Indien aan alle voorwaarden is voldaan, dan spring je over de lat met alles (zowel positieve als
negatieve gevolgen). Een voorbeeld van het niet voldoen aan alle vereisten is:
Rente op een spaarrekening: voordeel redelijkerwijs te verwachten, maar geen arbeid verricht.
NB: bij het beantwoorden onder welke noemer de bron van inkomen valt altijd eerste kijken of er
sprake is van winst uit onderneming of loon uit dienstbetrekking (toerekeningsregels art. 2.14 IB).
als daarvan geen sprake is dan kijken naar ROW.
1. Arbeid:
Een handelen dat de verklarende factor is voor het verkrijgen van een voordeel:
- Het geven van een tip, het schrijven van een aanbeveling, het optreden als
proefpersoon, het werken aan een uitvinding.

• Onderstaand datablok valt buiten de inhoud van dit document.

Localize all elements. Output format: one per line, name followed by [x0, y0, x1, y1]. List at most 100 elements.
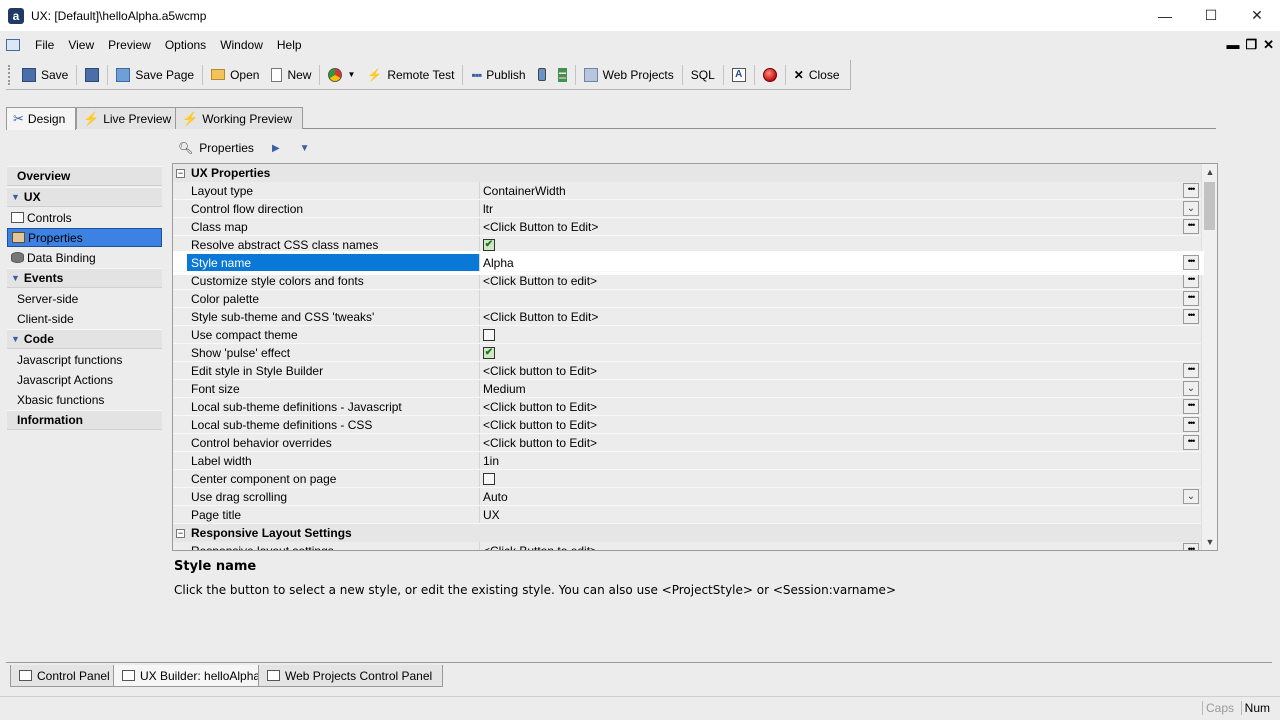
dropdown-button[interactable]: ⌄	[1183, 489, 1199, 504]
property-row[interactable]: Class map <Click Button to Edit> •••	[173, 218, 1201, 236]
property-value-cell[interactable]: Auto ⌄	[480, 488, 1201, 505]
property-value-cell[interactable]: Alpha •••	[480, 254, 1201, 271]
open-button[interactable]: Open	[205, 63, 265, 87]
record-button[interactable]	[757, 63, 783, 87]
search-icon[interactable]: 🔍︎	[178, 141, 193, 155]
mobile-preview-button[interactable]	[532, 63, 552, 87]
property-value-cell[interactable]: ✔	[480, 236, 1201, 253]
menu-view[interactable]: View	[61, 38, 101, 52]
menu-options[interactable]: Options	[158, 38, 213, 52]
ellipsis-button[interactable]: •••	[1183, 435, 1199, 450]
ellipsis-button[interactable]: •••	[1183, 399, 1199, 414]
menu-preview[interactable]: Preview	[101, 38, 158, 52]
document-menu-icon[interactable]	[6, 39, 20, 51]
property-row[interactable]: Local sub-theme definitions - Javascript…	[173, 398, 1201, 416]
tab-control-panel[interactable]: Control Panel	[10, 665, 121, 687]
font-button[interactable]: A	[726, 63, 752, 87]
property-checkbox[interactable]	[483, 472, 495, 485]
property-row[interactable]: Control flow direction ltr ⌄	[173, 200, 1201, 218]
close-window-button[interactable]: ✕	[1234, 0, 1280, 31]
nav-information[interactable]: Information	[7, 410, 162, 430]
property-row[interactable]: Show 'pulse' effect ✔	[173, 344, 1201, 362]
property-row[interactable]: Label width 1in	[173, 452, 1201, 470]
property-value-cell[interactable]: •••	[480, 290, 1201, 307]
property-value-cell[interactable]: UX	[480, 506, 1201, 523]
ellipsis-button[interactable]: •••	[1183, 291, 1199, 306]
property-checkbox[interactable]	[483, 328, 495, 341]
publish-button[interactable]: ▪▪▪ Publish	[465, 63, 531, 87]
tab-design[interactable]: ✂ Design	[6, 107, 77, 130]
menu-help[interactable]: Help	[270, 38, 309, 52]
minimize-button[interactable]: —	[1142, 0, 1188, 31]
ellipsis-button[interactable]: •••	[1183, 543, 1199, 550]
ellipsis-button[interactable]: •••	[1183, 219, 1199, 234]
web-projects-button[interactable]: Web Projects	[578, 63, 680, 87]
menu-file[interactable]: File	[28, 38, 61, 52]
nav-section-ux[interactable]: ▼ UX	[7, 187, 162, 207]
property-value-cell[interactable]: ContainerWidth •••	[480, 182, 1201, 199]
category-ux-properties[interactable]: − UX Properties	[173, 164, 1201, 182]
scroll-down-icon[interactable]: ▼	[1202, 534, 1217, 550]
expand-right-icon[interactable]: ▶	[272, 143, 280, 154]
property-value-cell[interactable]: ltr ⌄	[480, 200, 1201, 217]
remote-test-button[interactable]: ⚡ Remote Test	[361, 63, 460, 87]
nav-item-controls[interactable]: Controls	[7, 208, 162, 227]
property-value-cell[interactable]: <Click Button to Edit> •••	[480, 218, 1201, 235]
collapse-toggle-icon[interactable]: −	[176, 528, 185, 538]
property-value-cell[interactable]: <Click button to Edit> •••	[480, 416, 1201, 433]
mdi-close-icon[interactable]: ✕	[1263, 37, 1274, 53]
nav-section-code[interactable]: ▼ Code	[7, 329, 162, 349]
tab-ux-builder[interactable]: UX Builder: helloAlpha	[113, 665, 272, 687]
save-button[interactable]: Save	[16, 63, 74, 87]
maximize-button[interactable]: ☐	[1188, 0, 1234, 31]
chevron-down-icon[interactable]: ▼	[300, 143, 310, 154]
ellipsis-button[interactable]: •••	[1183, 363, 1199, 378]
property-value-cell[interactable]: <Click Button to edit> •••	[480, 542, 1201, 550]
property-value-cell[interactable]: 1in	[480, 452, 1201, 469]
ellipsis-button[interactable]: •••	[1183, 309, 1199, 324]
property-value-cell[interactable]: <Click button to Edit> •••	[480, 434, 1201, 451]
ellipsis-button[interactable]: •••	[1183, 255, 1199, 270]
property-row[interactable]: Font size Medium ⌄	[173, 380, 1201, 398]
mdi-restore-icon[interactable]: ❐	[1245, 37, 1257, 53]
save-all-button[interactable]	[79, 63, 105, 87]
property-row[interactable]: Control behavior overrides <Click button …	[173, 434, 1201, 452]
property-value-cell[interactable]	[480, 326, 1201, 343]
property-row[interactable]: Layout type ContainerWidth •••	[173, 182, 1201, 200]
property-value-cell[interactable]: <Click button to Edit> •••	[480, 362, 1201, 379]
property-row[interactable]: Page title UX	[173, 506, 1201, 524]
tab-web-projects-control-panel[interactable]: Web Projects Control Panel	[258, 665, 444, 687]
nav-item-properties[interactable]: Properties	[7, 228, 162, 247]
nav-item-server-side[interactable]: Server-side	[7, 289, 162, 308]
nav-overview[interactable]: Overview	[7, 166, 162, 186]
mdi-minimize-icon[interactable]: ▬	[1226, 37, 1239, 53]
property-row[interactable]: Edit style in Style Builder <Click button…	[173, 362, 1201, 380]
property-value-cell[interactable]: <Click Button to edit> •••	[480, 272, 1201, 289]
save-page-button[interactable]: Save Page	[110, 63, 200, 87]
property-row[interactable]: Resolve abstract CSS class names ✔	[173, 236, 1201, 254]
ellipsis-button[interactable]: •••	[1183, 273, 1199, 288]
scroll-up-icon[interactable]: ▲	[1202, 164, 1217, 180]
property-row[interactable]: Responsive layout settings <Click Button …	[173, 542, 1201, 550]
property-row[interactable]: Customize style colors and fonts <Click B…	[173, 272, 1201, 290]
sql-button[interactable]: SQL	[685, 63, 721, 87]
property-row[interactable]: Local sub-theme definitions - CSS <Click …	[173, 416, 1201, 434]
nav-item-client-side[interactable]: Client-side	[7, 309, 162, 328]
grid-scrollbar[interactable]: ▲ ▼	[1201, 164, 1217, 550]
close-button[interactable]: ✕ Close	[788, 63, 846, 87]
property-row[interactable]: Center component on page	[173, 470, 1201, 488]
ellipsis-button[interactable]: •••	[1183, 417, 1199, 432]
tab-working-preview[interactable]: ⚡ Working Preview	[175, 107, 303, 129]
new-button[interactable]: New	[265, 63, 317, 87]
chevron-down-icon[interactable]: ▼	[347, 70, 355, 79]
ellipsis-button[interactable]: •••	[1183, 183, 1199, 198]
nav-item-data-binding[interactable]: Data Binding	[7, 248, 162, 267]
property-row[interactable]: Style name Alpha •••	[173, 254, 1201, 272]
category-responsive-layout[interactable]: − Responsive Layout Settings	[173, 524, 1201, 542]
dropdown-button[interactable]: ⌄	[1183, 201, 1199, 216]
menu-window[interactable]: Window	[213, 38, 270, 52]
tab-live-preview[interactable]: ⚡ Live Preview	[76, 107, 183, 129]
property-checkbox[interactable]: ✔	[483, 238, 495, 251]
scroll-thumb[interactable]	[1204, 182, 1215, 230]
browser-preview-button[interactable]: ▼	[322, 63, 361, 87]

Is er geen verband tussen de arbeid en het voordeel? Dan zit je niet in de belaste sfeer van
box 1.
Eigen en toerekenbare arbeid
Werkzaamheden die uitgaan boven normaal vermogensbeheer:
- Werkzaamheden die je meer doet dan iemand in het normale vermogensbeheer zou
doen.
2. Economische verkeer:
buiten de privésfeer
besparing op privé-uitgaven
- timmerman maakt nieuw dak op huis ik doe het voor mijn eigen gezin dan zit ik
niet in het economische verkeer = Wel deelname economische verkeer.
Activiteiten vanwege liefhebberij of eer zijn niet altijd in privésfeer
Wederrechtelijk verkregen inkomen (bankoverval, verduistering enz.)
3. Voordeelsvereiste:
Bij inkomstenbesteding kom je niet aan de heffing IB toe. Bij inkomstenverwerving kom
je wel aan de heffing van IB toe. Bij structureel verliezen (arbeid blijvend verliesgevend)
dan is er geen sprake van ROW, maar hobby.
Wanner toetsen aan deze vereiste?
- Niet toetsen bij diensten Wel sprake van voordeel
- Ook niet bij blijvend verliesgevend Piramidespelarrest
Wel toetsen bij activiteiten waarvan niet bekend is of het gericht is op inkomensverwerving of
inkomensbesteding Nasi-bami receptenarrest.